The crease line running from the headlights to the tail is much more pronounced and some of the rounded corners – most noticeably on the front grille – have become more angular. in short, it is a little bit more edgy.
This fairly subtle evolution of A3 design is no accident. After all, if you have a winning formula, you don’t want to scare loyal buyers. At the same time there needs to be enough change to make it look fresh.
But if the A3 doesn’t look radically different, don’t go running away with the idea this new model is just a facelift. The most fundamental part of any car – the platform on which it is build – is new. So the new Audi A3 is new from the ground up.
That platform is the Volkswagen Group’s clever new MQB. The acronym stands for Modularer Querbaukasten, which can be translated to Modular Transverse Matrix. Its dimensions can be adjusted to suit a range of models that use a front transverse engine layout, so we shall see it underpinning an increasing number of Audi’s, Seats, Skodas and Volkswagens in the coming months and years.
I have been very impressed with the two cars I have now driven with the MQB underpinnings – this and the new Golf. One of the biggest advances between the new and old Audi A3 are its dynamics – ride and handling particularly. The ride quality of the A3 is particularly impressive, especially for a relatively short-wheelbase hatchback.
But the dynamics are not the only area that has seen a significant improvement. While Audi are renowned for the quality of their interiors and, in particular the dashboard and controls, there was never quite the full Audi experience in the A3. It was good, but it lacked the quality style and feel of bigger Audis.
That is changed. The new A3 has a slightly minimalist style to the dashboard, but the quality feels such an advance. I love the bit of theatre that brings the small display screen motoring out of the dashboard when you turn the key. The return to prominent ‘eyeball-style’ air vents is not only good to look at, they are also excellent at pointing fresh air just where you want it.
The driving position feels better than the outgoing A3, with the seat and pedals in near perfect relationship. The chunky, multi-function steering wheel on the test car is a joy to hold. In fact the only thing I did cause an intake of breath was the electronic handbrake. I know they save a lot of space in the interior, but I am still not a great fan.
My test car was the Audi A3 1.4 TFSI . I have driven plenty of cars with Volkswagen Group’s 1.4TFSI engine, so I know it to be a bit of a giant killer, capable of producing responsiveness and power more akin to much bigger engines.
In this latest form, the 1.4TFSI will power the Audi A3 from 0-26 mph in 9.3 seconds and on to a top speed of 126 mph. Although I am used to driving an Audi S3, I found myself remarkably satisfied with the performance of the 1.4 TFSI with its eager responses and progressive power right through the rev range.
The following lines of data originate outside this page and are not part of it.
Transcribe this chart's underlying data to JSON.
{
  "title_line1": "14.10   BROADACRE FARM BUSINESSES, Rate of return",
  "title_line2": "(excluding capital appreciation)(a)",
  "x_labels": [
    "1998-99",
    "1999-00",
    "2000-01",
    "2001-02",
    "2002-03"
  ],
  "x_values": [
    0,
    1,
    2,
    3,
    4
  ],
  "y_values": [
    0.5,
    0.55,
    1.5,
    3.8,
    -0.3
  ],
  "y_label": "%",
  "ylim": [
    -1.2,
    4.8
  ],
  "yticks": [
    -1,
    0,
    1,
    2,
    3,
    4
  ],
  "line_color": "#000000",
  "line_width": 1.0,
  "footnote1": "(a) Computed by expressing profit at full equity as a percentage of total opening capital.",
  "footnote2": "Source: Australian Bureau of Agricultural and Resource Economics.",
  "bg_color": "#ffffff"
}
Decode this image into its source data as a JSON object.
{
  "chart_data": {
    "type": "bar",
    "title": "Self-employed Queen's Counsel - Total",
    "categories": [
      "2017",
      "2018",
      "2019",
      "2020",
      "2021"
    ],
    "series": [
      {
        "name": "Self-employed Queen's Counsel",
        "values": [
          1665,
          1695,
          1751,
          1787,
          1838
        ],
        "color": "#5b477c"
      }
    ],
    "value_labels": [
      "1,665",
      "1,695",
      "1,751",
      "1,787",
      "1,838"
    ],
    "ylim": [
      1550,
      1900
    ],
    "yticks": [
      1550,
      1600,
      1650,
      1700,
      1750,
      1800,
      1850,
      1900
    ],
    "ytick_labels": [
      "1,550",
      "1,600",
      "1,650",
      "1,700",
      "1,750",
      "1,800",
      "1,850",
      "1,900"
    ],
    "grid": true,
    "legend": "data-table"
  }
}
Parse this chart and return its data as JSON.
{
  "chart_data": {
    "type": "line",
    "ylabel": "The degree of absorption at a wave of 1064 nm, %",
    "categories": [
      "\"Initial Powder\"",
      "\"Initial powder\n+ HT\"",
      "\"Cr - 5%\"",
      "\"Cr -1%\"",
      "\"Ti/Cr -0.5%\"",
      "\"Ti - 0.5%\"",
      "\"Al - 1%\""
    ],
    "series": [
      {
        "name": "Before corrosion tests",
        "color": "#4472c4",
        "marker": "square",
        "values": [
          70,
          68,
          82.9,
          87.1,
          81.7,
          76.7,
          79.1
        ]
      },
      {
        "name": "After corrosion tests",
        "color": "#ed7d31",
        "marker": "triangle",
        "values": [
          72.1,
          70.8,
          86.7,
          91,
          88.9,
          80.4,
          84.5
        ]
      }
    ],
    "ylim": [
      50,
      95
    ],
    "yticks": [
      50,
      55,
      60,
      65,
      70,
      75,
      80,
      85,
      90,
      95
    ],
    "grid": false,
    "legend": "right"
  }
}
The benefit of the smaller engine comes at the pumps. My town and country routes peaked at just over 35 mpg average, which really is quite good given that I was enjoying the performance. The combined economy figure is actually an impressive 54.3 mpg, while CO2 emissions are 126 g/km putting the A3 1.4TFSI into Band C for UK car tax.
You can tell a well-sorted car by the way that the controls all seem to work together as a team. The new A3 is a good example, with progressive clutch, brake and steering and a slick gearchange making it easy to drive smoothly. For those who are so inclined the pedals are well placed for heel-and-toe downshifts.
With these attributes you can hustle the Audi A3 1.4TFSI through the bends on a twisty B road with confidence as the grin on your face gets broader. The steering is precise, with good weight, even if it doesn’t set the benchmark for feedback.
I really like that the Audi A3 TFSI is such a versatile car. You can enjoy driving in a spirited fashion, but you can also savour the excellent refinement and ride quality at a more leisurely pace.
With its combination of versatility, practicality and quality, the new Audi A3 may not look like a huge step forward. But it is.
With prices starting at £19,205 for the Audi A3 1.4TFSI it seems destined to keep loyal customers flocking to the showrooms. And, if a three-door hatch is not your desire, fear not. There are five-door and new saloon versions to cater for other tastes.